141 millions en aide à la culture autochtone

Le plan d’action social «est le résultat d’une tournée des 55 communautés que j’ai fait récemment», a expliqué le ministre Ian Lafrenière vendredi.
Jacques Nadeau Le Devoir Le plan d’action social «est le résultat d’une tournée des 55 communautés que j’ai fait récemment», a expliqué le ministre Ian Lafrenière vendredi.

Le ministre responsable des Affaires autochtones, Ian Lafrenière, a dévoilé vendredi un investissement de 141,1 millions de dollars sur cinq ans, destiné notamment à préserver et à promouvoir les cultures et les langues autochtones.

Le plan d’action social et culturel « est le résultat d’une tournée des 55 communautés que j’ai faite récemment », a expliqué M. Lafrenière, en point de presse à Montréal.
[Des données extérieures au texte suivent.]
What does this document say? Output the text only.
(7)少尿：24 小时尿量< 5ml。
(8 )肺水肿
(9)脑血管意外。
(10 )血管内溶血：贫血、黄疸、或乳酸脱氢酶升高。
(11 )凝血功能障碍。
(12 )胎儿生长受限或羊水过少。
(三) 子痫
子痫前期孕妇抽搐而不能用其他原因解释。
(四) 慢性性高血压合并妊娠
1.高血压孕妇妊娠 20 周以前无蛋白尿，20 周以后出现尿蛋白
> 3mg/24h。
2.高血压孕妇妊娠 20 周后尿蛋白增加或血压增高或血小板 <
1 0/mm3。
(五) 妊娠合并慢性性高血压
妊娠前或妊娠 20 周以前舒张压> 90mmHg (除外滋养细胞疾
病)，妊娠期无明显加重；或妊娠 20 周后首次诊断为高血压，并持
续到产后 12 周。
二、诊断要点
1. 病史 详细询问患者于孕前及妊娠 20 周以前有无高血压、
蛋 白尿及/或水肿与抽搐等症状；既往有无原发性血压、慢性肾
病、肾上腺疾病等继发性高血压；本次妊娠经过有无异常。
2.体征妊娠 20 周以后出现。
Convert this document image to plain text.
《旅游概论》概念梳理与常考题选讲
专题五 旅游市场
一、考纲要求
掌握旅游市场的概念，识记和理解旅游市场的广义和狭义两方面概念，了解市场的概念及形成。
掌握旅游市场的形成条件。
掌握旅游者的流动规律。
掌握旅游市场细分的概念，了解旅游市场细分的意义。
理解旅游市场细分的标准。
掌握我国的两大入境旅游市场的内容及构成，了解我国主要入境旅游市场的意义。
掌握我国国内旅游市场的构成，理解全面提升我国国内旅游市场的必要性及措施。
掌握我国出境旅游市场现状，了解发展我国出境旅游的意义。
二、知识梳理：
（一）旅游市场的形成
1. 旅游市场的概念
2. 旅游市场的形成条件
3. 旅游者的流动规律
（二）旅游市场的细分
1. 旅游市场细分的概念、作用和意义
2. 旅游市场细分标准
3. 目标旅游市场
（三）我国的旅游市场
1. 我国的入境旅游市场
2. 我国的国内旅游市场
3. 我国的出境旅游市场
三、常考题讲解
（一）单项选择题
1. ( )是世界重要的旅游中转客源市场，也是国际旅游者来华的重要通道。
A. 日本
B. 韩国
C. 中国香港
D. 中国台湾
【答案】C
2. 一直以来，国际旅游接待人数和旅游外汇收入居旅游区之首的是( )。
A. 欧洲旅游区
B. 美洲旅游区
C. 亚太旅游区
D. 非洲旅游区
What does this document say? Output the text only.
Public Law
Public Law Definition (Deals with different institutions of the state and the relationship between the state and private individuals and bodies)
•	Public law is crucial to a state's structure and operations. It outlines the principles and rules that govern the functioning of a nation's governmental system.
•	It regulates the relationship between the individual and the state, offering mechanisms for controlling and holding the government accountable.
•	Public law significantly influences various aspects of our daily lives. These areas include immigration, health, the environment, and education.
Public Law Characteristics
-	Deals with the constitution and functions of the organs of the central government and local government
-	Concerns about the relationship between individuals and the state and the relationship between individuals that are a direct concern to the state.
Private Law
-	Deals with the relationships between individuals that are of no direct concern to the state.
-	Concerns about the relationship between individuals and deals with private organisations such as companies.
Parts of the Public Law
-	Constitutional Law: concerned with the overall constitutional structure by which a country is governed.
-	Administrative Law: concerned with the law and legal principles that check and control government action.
En tout, le plan comprend 52 mesures et se divise en six chantiers.

En plus des « besoins de logement criants » observés sur le terrain lors de sa tournée, le ministre Lafrenière a relevé l’importance des enjeux concernant la langue et la culture. « Je voyais qu’il y avait un besoin d’agir de façon plus costaude un peu dans ce dossier-là », a-t-il expliqué. Dans cette optique, le plan prévoit une bonification de l’aide accordée aux médias autochtones. Des formations pour la transmission des langues autochtones seront aussi mises en place.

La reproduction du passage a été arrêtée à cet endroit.